In the above example, I set m and n to both 0.5, so the length and width of the graphic were each reduced by half. In addition, it is worth noting that he uses the center of the element as the base point for scaling, not the upper left corner.
Transform: scale(Sx, Sy); in CSS 3 is equivalent to transform: matrix(Sx,0,0,Sy,0,0);

Rotation

Original direction

Rotation 37°

What is used here is relatively advanced and requires some knowledge of trigonometric functions
If the parameter matrix is ​​provided when calling (cosθ,sinθ,-sinθ,cosθ,0,0)

x' = x*cosθ-y*sinθ 0 = x*cosθ-y*sinθ
y' = x*sinθ y*cosθ 0 = x*sinθ y* cosθ

Since in computer graphics, the right direction is usually the positive direction of the x-axis, and the downward direction is the positive y-axis direction, so θ here represents the angle of clockwise rotation of the element around the origin of the coordinates. The origin here is not the upper left corner of the element, but the center point of the element.
In the above example, I rotated a div 37° clockwise, cos37°=0.8, sin37°=0.6, so the parameters of the matrix provided are matrix(0.8,0.6,-0.6,0.8,0,0 )
In CSS 3, transform:rotate(37deg) is equivalent to the transformation above. Note that angles in CSS 3 must have the unit deg. The advantage is that you don't have to calculate the sin and cos values ​​yourself.

Shear

Tilt 45° in the x direction

Shear is to tilt an element in a certain direction. angle. The parameters passed in should be matrix(1,tan(θy),tan(θx),1,0,0)

x' = x y*tan(θx) 0 = x y*tan( θx)
y' = x*tan(θy) y 0 = x*tan(θy) y

The θx and θy here represent the positive direction of x respectively and the angle tilted in the positive y direction, the two are independent of each other. In the above example, I tilted the element 45° in the x direction, so its tan(θx)=1
transform: skew(θx, θy); in CSS 3 is equivalent to transform: matrix(tan (θx),0,0,tan(θy),0,0); If you use skew, just use the angle directly, but it must have the unit deg. For example, if the above example uses a matrix, it is written as transform: matrix(1,0 ,1,1,0,0); Equivalent to transform: skew(45deg, 0);

Mirror reflection

Mirror symmetry

Mirror symmetry

Mirror reflection means that an element mirrors a certain straight line. The most basic case is that a straight line passing through the origin can be reflected. Define (ux, uy) as the unit vector in the straight line direction. That is to say, if the straight line equation is y=kx, then ux=1/sqrt(1 k^2), uy=k/sqrt(1 k^2)
Then the incoming mirror reflection changes The parameters should be
matrix(2*ux^2-1,2*ux*uy,2*ux*uy,2*uy^2-1,0,0)
so the final equation

x' = (2*ux^2-1)*x 2*ux*uy*y
y' = 2*ux*uy*x (2*uy ^2-1)*y

In the above example, it is the mirror symmetry of the straight line y=2x. There is currently no simplified rule corresponding to this in CSS 3.
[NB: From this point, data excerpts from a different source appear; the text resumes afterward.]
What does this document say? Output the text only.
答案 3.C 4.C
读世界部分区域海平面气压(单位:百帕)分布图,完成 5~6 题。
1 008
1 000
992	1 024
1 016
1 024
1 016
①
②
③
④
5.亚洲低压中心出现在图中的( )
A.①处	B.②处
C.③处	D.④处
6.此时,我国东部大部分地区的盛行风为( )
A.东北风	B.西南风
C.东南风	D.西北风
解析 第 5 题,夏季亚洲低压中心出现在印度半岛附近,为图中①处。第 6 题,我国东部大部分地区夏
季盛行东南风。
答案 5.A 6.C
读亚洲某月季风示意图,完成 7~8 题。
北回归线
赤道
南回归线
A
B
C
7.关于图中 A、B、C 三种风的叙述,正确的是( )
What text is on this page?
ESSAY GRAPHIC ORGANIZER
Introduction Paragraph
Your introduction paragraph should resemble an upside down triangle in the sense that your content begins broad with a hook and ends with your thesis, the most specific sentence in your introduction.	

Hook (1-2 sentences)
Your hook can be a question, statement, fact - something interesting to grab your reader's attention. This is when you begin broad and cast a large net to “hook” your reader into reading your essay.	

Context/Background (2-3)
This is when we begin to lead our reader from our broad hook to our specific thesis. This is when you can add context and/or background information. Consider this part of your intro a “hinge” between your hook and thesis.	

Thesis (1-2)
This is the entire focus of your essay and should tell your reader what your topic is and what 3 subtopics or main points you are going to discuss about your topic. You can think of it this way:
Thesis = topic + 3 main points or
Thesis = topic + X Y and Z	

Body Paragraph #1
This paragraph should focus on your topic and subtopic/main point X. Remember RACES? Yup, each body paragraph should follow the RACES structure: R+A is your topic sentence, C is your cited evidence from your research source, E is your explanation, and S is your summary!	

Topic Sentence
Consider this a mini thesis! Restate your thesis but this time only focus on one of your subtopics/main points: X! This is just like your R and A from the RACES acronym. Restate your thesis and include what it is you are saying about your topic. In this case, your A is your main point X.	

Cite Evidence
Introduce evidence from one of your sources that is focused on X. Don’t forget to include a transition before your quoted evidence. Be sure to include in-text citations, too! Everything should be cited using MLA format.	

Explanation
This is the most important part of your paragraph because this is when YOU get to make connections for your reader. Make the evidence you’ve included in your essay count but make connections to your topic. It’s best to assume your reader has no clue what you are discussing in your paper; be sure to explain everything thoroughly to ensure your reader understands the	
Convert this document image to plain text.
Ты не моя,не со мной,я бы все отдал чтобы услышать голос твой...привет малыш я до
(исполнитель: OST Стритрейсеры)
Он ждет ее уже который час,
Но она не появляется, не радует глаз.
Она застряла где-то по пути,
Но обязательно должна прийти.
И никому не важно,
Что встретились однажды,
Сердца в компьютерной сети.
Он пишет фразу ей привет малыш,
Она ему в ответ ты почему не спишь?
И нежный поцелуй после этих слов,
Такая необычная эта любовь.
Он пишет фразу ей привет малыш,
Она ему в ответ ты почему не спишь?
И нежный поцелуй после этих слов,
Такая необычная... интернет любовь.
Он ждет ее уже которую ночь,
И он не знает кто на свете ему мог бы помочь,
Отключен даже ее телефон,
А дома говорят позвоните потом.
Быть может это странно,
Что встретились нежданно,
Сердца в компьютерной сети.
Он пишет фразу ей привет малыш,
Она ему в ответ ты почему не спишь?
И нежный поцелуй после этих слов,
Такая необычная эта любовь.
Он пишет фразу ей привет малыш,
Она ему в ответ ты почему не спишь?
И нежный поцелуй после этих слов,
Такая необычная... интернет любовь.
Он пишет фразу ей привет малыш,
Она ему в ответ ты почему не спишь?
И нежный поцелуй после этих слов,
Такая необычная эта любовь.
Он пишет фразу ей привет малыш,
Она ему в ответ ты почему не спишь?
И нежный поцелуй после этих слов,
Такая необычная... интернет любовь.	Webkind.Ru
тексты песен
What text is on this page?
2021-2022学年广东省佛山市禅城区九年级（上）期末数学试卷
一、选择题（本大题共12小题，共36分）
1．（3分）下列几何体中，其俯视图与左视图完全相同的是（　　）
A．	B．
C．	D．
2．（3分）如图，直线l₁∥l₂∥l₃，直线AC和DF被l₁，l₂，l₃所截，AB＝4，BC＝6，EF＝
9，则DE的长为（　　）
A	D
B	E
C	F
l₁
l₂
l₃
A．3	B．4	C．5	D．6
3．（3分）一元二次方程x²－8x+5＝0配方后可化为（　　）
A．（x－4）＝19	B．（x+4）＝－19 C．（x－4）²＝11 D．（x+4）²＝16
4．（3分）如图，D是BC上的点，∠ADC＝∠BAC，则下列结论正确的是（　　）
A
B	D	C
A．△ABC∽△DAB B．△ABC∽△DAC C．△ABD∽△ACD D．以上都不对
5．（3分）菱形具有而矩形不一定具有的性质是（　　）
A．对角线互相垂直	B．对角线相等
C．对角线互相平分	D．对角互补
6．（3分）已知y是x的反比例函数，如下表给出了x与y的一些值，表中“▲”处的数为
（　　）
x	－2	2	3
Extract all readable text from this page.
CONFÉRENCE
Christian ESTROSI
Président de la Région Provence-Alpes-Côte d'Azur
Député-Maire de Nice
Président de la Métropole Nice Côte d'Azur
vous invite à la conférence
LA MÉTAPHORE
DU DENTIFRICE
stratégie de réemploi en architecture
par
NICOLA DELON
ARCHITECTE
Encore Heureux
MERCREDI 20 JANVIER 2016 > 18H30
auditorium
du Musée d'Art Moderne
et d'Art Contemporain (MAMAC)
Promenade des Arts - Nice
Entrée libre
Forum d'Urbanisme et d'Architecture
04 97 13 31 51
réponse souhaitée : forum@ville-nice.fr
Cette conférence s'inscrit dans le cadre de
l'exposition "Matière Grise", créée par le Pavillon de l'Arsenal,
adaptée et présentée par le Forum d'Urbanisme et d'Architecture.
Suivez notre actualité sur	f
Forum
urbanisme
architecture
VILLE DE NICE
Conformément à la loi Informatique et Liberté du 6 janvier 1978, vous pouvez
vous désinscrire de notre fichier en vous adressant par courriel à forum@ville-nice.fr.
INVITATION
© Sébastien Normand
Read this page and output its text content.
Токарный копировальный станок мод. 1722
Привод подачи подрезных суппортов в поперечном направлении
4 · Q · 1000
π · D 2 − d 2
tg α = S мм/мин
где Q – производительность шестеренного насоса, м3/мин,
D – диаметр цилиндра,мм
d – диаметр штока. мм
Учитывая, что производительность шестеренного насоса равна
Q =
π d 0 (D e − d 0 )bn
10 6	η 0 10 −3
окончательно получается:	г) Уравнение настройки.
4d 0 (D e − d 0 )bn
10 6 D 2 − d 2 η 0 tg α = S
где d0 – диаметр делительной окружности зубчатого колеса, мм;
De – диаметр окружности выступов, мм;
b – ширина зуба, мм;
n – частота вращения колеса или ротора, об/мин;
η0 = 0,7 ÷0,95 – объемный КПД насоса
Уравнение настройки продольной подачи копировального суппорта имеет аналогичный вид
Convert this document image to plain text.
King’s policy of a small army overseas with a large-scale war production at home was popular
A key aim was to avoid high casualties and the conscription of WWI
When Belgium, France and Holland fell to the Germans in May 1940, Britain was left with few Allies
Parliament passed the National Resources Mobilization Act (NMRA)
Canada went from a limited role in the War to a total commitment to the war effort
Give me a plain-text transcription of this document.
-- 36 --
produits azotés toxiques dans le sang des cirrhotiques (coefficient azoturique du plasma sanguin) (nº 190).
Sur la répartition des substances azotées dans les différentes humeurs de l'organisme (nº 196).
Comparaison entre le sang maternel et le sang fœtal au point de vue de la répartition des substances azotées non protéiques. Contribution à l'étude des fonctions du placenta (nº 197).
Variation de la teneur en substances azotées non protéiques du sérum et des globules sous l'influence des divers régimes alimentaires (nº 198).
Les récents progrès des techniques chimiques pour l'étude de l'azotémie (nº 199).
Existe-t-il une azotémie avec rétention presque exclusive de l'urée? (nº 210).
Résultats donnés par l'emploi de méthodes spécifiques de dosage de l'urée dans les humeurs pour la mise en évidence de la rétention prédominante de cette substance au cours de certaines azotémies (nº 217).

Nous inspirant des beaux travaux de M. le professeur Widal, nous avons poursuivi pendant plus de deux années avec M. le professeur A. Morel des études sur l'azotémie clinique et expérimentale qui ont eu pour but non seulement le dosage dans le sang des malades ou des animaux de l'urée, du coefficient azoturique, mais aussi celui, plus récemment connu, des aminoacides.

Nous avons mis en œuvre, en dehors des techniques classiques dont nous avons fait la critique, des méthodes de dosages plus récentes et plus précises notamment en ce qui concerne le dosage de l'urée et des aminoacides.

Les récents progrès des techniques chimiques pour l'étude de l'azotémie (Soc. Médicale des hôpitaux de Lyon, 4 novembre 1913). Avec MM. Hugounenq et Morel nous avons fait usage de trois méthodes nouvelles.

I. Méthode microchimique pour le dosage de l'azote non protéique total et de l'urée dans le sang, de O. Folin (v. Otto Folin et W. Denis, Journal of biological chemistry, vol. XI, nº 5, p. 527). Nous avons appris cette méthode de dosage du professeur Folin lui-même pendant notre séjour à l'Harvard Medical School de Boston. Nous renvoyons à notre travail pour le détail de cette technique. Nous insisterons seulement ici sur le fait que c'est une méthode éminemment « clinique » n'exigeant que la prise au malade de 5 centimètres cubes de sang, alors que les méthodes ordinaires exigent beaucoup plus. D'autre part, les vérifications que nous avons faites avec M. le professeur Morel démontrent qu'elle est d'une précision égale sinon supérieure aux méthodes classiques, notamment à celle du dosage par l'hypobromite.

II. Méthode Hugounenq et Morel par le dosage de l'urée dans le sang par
As for how to symmetry a line that does not reach the origin, you need to set the coordinates of the origin. Since by default, the origin coordinates are the center of this element, if you change the coordinates of the origin, you can change the symmetrical straight line. Of course, you can also change the presentation of all previous effects. In CSS 3, use the transform-origin method to modify the origin of the coordinates. Location.

Finally, if you want to play at a higher level, it is inevitable to buy a computer graphics book. This article only scratches the surface. Hope it helps.